Ministro do TSE sustenta em ofício ao presidente do Congresso, Rodrigo Pacheco (PSD-MG), que a proposta em tramitação no Senado consolidando a legislação eleitoral em código único atinge de ‘maneira irreparável’ a Justiça, cuja missão é conduzir e fiscalizar todo o processo eleitoral
O presidente do TSE (Tribunal Superior Eleitoral), ministro Edson Fachin, encaminhou ao presidente do Senado, Rodrigo Pacheco (PSD-MG), ofício em que afirma que o projeto de lei que tramita na Casa, com a proposta de consolidar a legislação eleitoral em código único, “compromete de maneira irreparável” a competência da Justiça Eleitoral.
Trata-se do PLP (Projeto de Lei Complementar) 112/21. O texto fora aprovado em setembro de 2021 na Câmara dos Deputados. No Senado, o projeto está sob a relatoria do senador Alexandre Silveira (PSD-MG), na CCJ (Comissão de Constituição e Justiça).

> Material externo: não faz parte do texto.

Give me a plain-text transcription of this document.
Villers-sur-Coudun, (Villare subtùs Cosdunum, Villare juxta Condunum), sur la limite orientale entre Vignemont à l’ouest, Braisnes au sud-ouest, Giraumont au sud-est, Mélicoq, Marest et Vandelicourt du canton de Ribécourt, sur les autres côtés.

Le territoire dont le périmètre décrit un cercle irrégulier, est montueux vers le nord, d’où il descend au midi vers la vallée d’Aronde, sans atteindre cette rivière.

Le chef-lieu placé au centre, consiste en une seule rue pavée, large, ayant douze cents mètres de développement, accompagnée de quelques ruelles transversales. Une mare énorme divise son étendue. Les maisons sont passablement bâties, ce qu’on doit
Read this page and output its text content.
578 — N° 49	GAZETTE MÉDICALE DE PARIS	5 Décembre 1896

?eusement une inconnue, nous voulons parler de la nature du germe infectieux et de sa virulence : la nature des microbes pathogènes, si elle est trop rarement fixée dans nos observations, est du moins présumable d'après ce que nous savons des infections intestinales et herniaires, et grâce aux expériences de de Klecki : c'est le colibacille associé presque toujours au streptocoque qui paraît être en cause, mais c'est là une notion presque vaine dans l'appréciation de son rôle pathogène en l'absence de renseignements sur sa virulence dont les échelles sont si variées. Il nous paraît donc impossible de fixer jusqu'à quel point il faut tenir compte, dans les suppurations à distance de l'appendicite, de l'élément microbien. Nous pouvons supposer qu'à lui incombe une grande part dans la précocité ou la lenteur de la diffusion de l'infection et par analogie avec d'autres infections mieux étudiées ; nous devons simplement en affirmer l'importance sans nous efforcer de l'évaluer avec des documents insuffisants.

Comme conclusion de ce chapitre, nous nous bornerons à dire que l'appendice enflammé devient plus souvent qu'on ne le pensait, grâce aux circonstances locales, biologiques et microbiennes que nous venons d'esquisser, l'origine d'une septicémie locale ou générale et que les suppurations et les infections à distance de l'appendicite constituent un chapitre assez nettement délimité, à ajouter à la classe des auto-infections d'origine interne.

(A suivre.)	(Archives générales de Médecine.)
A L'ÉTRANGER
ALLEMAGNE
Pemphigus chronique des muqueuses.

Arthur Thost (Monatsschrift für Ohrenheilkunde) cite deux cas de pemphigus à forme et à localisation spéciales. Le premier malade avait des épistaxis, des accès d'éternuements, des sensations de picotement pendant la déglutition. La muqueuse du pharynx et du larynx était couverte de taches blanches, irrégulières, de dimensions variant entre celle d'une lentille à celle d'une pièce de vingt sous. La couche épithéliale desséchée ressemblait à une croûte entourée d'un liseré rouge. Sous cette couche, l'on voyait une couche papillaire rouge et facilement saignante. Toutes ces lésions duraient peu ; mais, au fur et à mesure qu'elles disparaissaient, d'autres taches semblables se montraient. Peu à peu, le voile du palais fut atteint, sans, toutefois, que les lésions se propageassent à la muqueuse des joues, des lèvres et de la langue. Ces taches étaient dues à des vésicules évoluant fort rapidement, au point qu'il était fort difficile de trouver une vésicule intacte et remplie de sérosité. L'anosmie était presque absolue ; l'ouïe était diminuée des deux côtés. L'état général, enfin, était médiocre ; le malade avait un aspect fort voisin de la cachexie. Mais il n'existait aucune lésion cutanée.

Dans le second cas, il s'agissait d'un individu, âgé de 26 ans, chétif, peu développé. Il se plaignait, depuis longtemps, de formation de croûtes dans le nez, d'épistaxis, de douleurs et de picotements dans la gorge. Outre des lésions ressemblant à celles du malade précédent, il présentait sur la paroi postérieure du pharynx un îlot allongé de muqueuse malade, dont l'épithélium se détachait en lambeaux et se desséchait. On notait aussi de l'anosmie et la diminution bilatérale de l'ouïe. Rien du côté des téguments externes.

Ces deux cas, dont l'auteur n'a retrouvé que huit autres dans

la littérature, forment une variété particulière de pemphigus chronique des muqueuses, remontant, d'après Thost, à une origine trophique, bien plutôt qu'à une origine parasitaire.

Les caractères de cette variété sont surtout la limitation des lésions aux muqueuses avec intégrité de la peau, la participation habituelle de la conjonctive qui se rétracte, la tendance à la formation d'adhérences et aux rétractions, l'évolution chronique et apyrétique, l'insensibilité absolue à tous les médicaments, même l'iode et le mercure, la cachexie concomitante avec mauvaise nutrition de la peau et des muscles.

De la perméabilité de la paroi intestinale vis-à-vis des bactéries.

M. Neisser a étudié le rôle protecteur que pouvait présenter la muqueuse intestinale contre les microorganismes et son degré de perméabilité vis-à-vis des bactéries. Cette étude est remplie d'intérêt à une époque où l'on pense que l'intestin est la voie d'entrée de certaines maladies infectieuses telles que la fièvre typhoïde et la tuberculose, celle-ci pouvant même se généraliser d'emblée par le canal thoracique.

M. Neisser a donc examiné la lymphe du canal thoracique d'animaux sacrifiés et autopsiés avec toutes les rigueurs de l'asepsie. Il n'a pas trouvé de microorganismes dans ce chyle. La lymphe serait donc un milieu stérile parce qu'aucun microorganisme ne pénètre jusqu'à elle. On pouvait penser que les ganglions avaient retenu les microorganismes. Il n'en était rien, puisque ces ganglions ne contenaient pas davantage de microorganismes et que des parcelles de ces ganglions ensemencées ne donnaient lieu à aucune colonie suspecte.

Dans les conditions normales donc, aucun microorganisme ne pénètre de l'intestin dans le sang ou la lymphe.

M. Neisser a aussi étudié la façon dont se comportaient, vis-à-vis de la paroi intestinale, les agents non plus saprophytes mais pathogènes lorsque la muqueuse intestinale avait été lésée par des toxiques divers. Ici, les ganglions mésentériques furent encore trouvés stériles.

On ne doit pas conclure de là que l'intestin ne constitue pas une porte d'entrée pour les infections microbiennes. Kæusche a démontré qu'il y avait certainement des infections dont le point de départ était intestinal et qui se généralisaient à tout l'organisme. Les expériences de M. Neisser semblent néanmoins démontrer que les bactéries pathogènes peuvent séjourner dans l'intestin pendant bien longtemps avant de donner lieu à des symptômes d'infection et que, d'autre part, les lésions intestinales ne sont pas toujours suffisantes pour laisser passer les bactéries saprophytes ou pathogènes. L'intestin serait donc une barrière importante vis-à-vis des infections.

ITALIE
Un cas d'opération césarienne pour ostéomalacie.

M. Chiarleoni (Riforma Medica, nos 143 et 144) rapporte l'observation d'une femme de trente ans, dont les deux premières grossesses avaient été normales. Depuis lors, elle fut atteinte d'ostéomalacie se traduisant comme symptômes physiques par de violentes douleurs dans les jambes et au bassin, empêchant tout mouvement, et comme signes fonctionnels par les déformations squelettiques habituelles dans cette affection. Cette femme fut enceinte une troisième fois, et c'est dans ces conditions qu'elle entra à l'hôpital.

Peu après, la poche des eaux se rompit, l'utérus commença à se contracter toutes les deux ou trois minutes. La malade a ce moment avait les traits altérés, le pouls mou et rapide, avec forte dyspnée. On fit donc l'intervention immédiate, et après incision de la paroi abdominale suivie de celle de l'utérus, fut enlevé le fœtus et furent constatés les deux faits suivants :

“Sustenta-se, com o devido respeito, que a redação atual da proposta legislativa, encerra comprometimento insofismável das competências da Justiça Eleitoral que desafiam exame verticalizado sobre a possibilidade de fragilização da segurança jurídica e de eventual esvaziamento material das atribuições dessa Justiça Especializada”, registra o presidente do TSE.
JUSTIÇA CHANCELADORA
A indicação se dá, por exemplo, quanto à previsão de candidatos poderem optar por prestar contas à instituição externa de auditoria, “subtraindo do exame técnico da Justiça Eleitoral os documentos e elementos que informam o gasto de recursos públicos”.
Segundo Fachin, a medida “constitui esvaziamento da competência da Justiça Eleitoral e a sujeita a ser mera chanceladora do exame de contas realizado por terceiros”.

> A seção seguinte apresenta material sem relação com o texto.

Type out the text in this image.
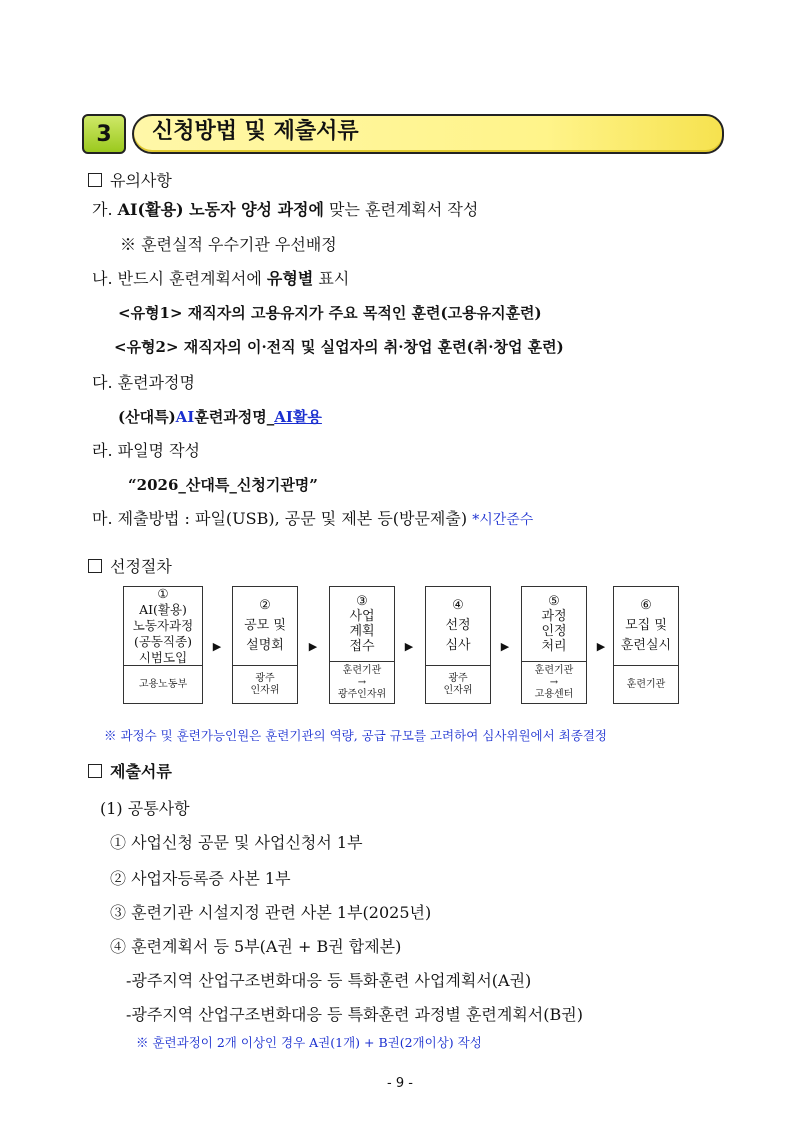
3 신청방법 및 제출서류
유의사항
가. AI(활용) 노동자 양성 과정에 맞는 훈련계획서 작성
※ 훈련실적 우수기관 우선배정
나. 반드시 훈련계획서에 유형별 표시
<유형1> 재직자의 고용유지가 주요 목적인 훈련(고용유지훈련)
<유형2> 재직자의 이·전직 및 실업자의 취·창업 훈련(취·창업 훈련)
다. 훈련과정명
(산대특)AI훈련과정명_AI활용
라. 파일명 작성
“2026_산대특_신청기관명”
마. 제출방법 : 파일(USB), 공문 및 제본 등(방문제출) *시간준수
선정절차
①
AI(활용)
노동자과정
(공동직종)
시범도입
고용노동부
▶
②
공모 및
설명회
광주
인자위
▶
③
사업
계획
접수
훈련기관
→
광주인자위
▶
④
선정
심사
광주
인자위
▶
⑤
과정
인정
처리
훈련기관
→
고용센터
▶
⑥
모집 및
훈련실시
훈련기관
※ 과정수 및 훈련가능인원은 훈련기관의 역량, 공급 규모를 고려하여 심사위원에서 최종결정
제출서류
(1) 공통사항
① 사업신청 공문 및 사업신청서 1부
② 사업자등록증 사본 1부
③ 훈련기관 시설지정 관련 사본 1부(2025년)
④ 훈련계획서 등 5부(A권 + B권 합제본)
-광주지역 산업구조변화대응 등 특화훈련 사업계획서(A권)
-광주지역 산업구조변화대응 등 특화훈련 과정별 훈련계획서(B권)
※ 훈련과정이 2개 이상인 경우 A권(1개) + B권(2개이상) 작성
- 9 -
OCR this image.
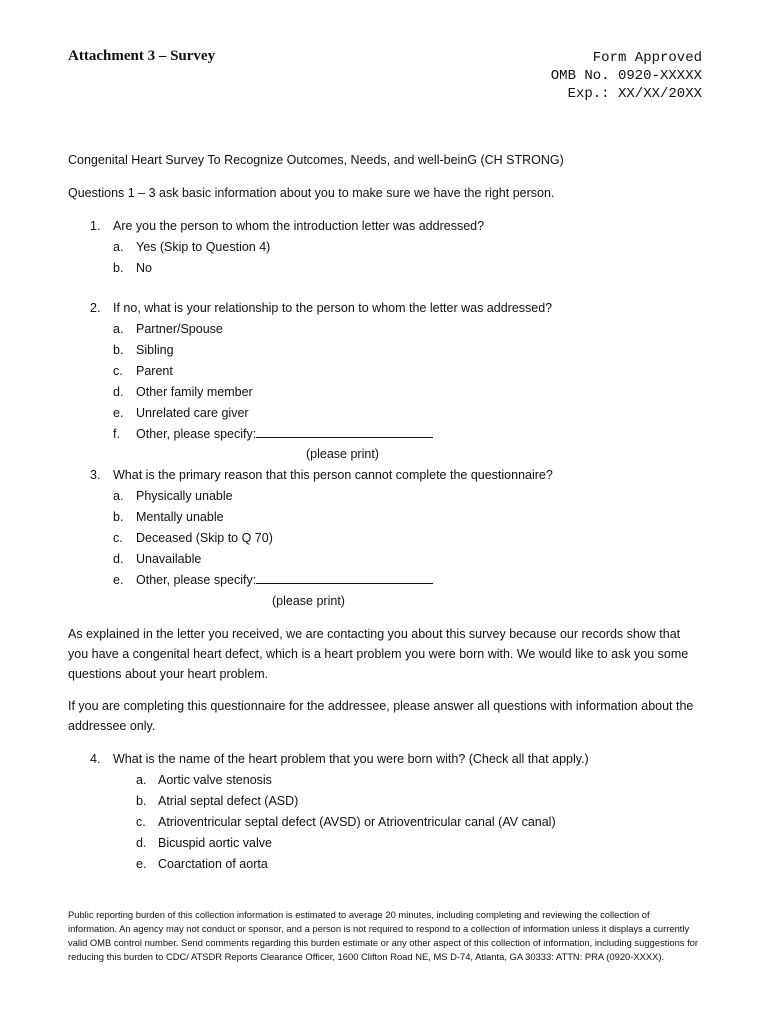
Attachment 3 – Survey	Form Approved
OMB No. 0920-XXXXX
Exp.: XX/XX/20XX
Congenital Heart Survey To Recognize Outcomes, Needs, and well-beinG (CH STRONG)
Questions 1 – 3 ask basic information about you to make sure we have the right person.
1. Are you the person to whom the introduction letter was addressed?
a. Yes (Skip to Question 4)
b. No
2. If no, what is your relationship to the person to whom the letter was addressed?
a. Partner/Spouse
b. Sibling
c. Parent
d. Other family member
e. Unrelated care giver
f. Other, please specify:
(please print)
3. What is the primary reason that this person cannot complete the questionnaire?
a. Physically unable
b. Mentally unable
c. Deceased (Skip to Q 70)
d. Unavailable
e. Other, please specify:
(please print)
As explained in the letter you received, we are contacting you about this survey because our records show that you have a congenital heart defect, which is a heart problem you were born with. We would like to ask you some questions about your heart problem.
If you are completing this questionnaire for the addressee, please answer all questions with information about the addressee only.
4. What is the name of the heart problem that you were born with? (Check all that apply.)
a. Aortic valve stenosis
b. Atrial septal defect (ASD)
c. Atrioventricular septal defect (AVSD) or Atrioventricular canal (AV canal)
d. Bicuspid aortic valve
e. Coarctation of aorta
Public reporting burden of this collection information is estimated to average 20 minutes, including completing and reviewing the collection of information. An agency may not conduct or sponsor, and a person is not required to respond to a collection of information unless it displays a currently valid OMB control number. Send comments regarding this burden estimate or any other aspect of this collection of information, including suggestions for reducing this burden to CDC/ ATSDR Reports Clearance Officer, 1600 Clifton Road NE, MS D-74, Atlanta, GA 30333: ATTN: PRA (0920-XXXX).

“Constata-se, nessa hipótese, um esvaziamento dos instrumentos necessários ao exercício da competência constitucionalmente atribuída à Justiça Eleitoral. O exame das prestações de contas é substancialmente distinto do recebimento de relatório externo sobre o qual se exercerá análise formal prévia ao ato de chancela”, registrou o ministro.
O ministro também viu comprometimento da competência da Justiça Eleitoral em dispositivo da proposta que trata da possibilidade de o Congresso “exercer um juízo de adequação” dos regulamentos expedidos pela Justiça Eleitoral, podendo sustar tais atos.

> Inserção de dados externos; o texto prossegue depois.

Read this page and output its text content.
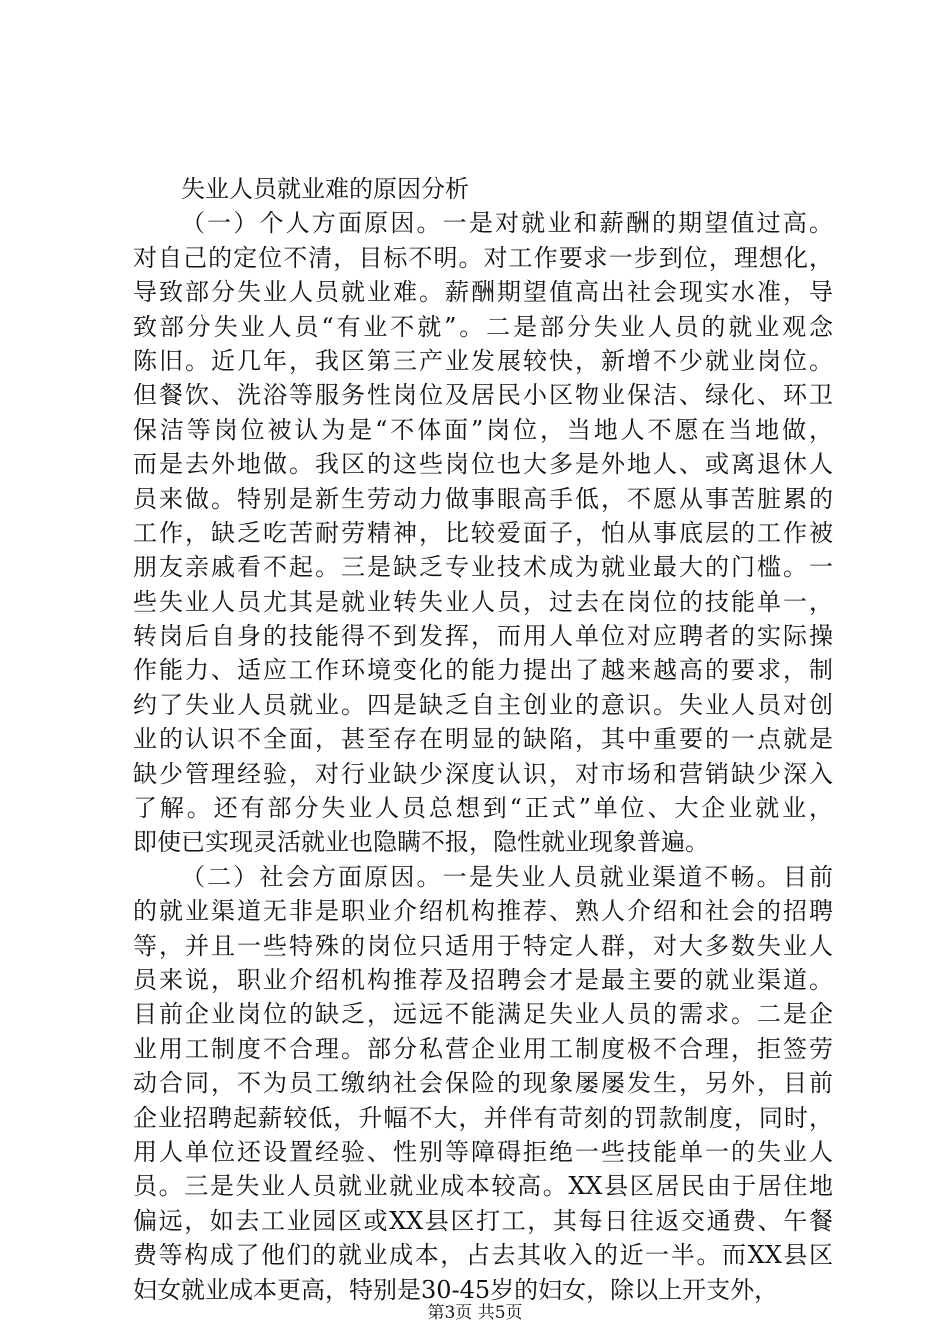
失业人员就业难的原因分析

（一）个人方面原因。一是对就业和薪酬的期望值过高。
对自己的定位不清，目标不明。对工作要求一步到位，理想化，
导致部分失业人员就业难。薪酬期望值高出社会现实水准，导
致部分失业人员“有业不就”。二是部分失业人员的就业观念
陈旧。近几年，我区第三产业发展较快，新增不少就业岗位。
但餐饮、洗浴等服务性岗位及居民小区物业保洁、绿化、环卫
保洁等岗位被认为是“不体面”岗位，当地人不愿在当地做，
而是去外地做。我区的这些岗位也大多是外地人、或离退休人
员来做。特别是新生劳动力做事眼高手低，不愿从事苦脏累的
工作，缺乏吃苦耐劳精神，比较爱面子，怕从事底层的工作被
朋友亲戚看不起。三是缺乏专业技术成为就业最大的门槛。一
些失业人员尤其是就业转失业人员，过去在岗位的技能单一，
转岗后自身的技能得不到发挥，而用人单位对应聘者的实际操
作能力、适应工作环境变化的能力提出了越来越高的要求，制
约了失业人员就业。四是缺乏自主创业的意识。失业人员对创
业的认识不全面，甚至存在明显的缺陷，其中重要的一点就是
缺少管理经验，对行业缺少深度认识，对市场和营销缺少深入
了解。还有部分失业人员总想到“正式”单位、大企业就业，
即使已实现灵活就业也隐瞒不报，隐性就业现象普遍。

（二）社会方面原因。一是失业人员就业渠道不畅。目前
的就业渠道无非是职业介绍机构推荐、熟人介绍和社会的招聘
等，并且一些特殊的岗位只适用于特定人群，对大多数失业人
员来说，职业介绍机构推荐及招聘会才是最主要的就业渠道。
目前企业岗位的缺乏，远远不能满足失业人员的需求。二是企
业用工制度不合理。部分私营企业用工制度极不合理，拒签劳
动合同，不为员工缴纳社会保险的现象屡屡发生，另外，目前
企业招聘起薪较低，升幅不大，并伴有苛刻的罚款制度，同时，
用人单位还设置经验、性别等障碍拒绝一些技能单一的失业人
员。三是失业人员就业就业成本较高。XX县区居民由于居住地
偏远，如去工业园区或XX县区打工，其每日往返交通费、午餐
费等构成了他们的就业成本，占去其收入的近一半。而XX县区
妇女就业成本更高，特别是30-45岁的妇女，除以上开支外，

第3页 共5页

Segundo Fachin, tal proposição estabelece a “possibilidade de que o Congresso Nacional atue como atípico poder moderador do exercício das competências da Justiça Eleitoral”. Isto é, o Congresso teria poderes definidores, acima da Justiça Eleitoral.
PODER MODERADOR
“Desde o advento entre nós da República, o Congresso Nacional, do alto de sua autoridade institucional, repudia, consistentemente, o retorno dessa espécie de poder estatal, firmando sempre sua posição de defesa intransigente do primado da separação de poderes e do respeito institucional”, ressaltou.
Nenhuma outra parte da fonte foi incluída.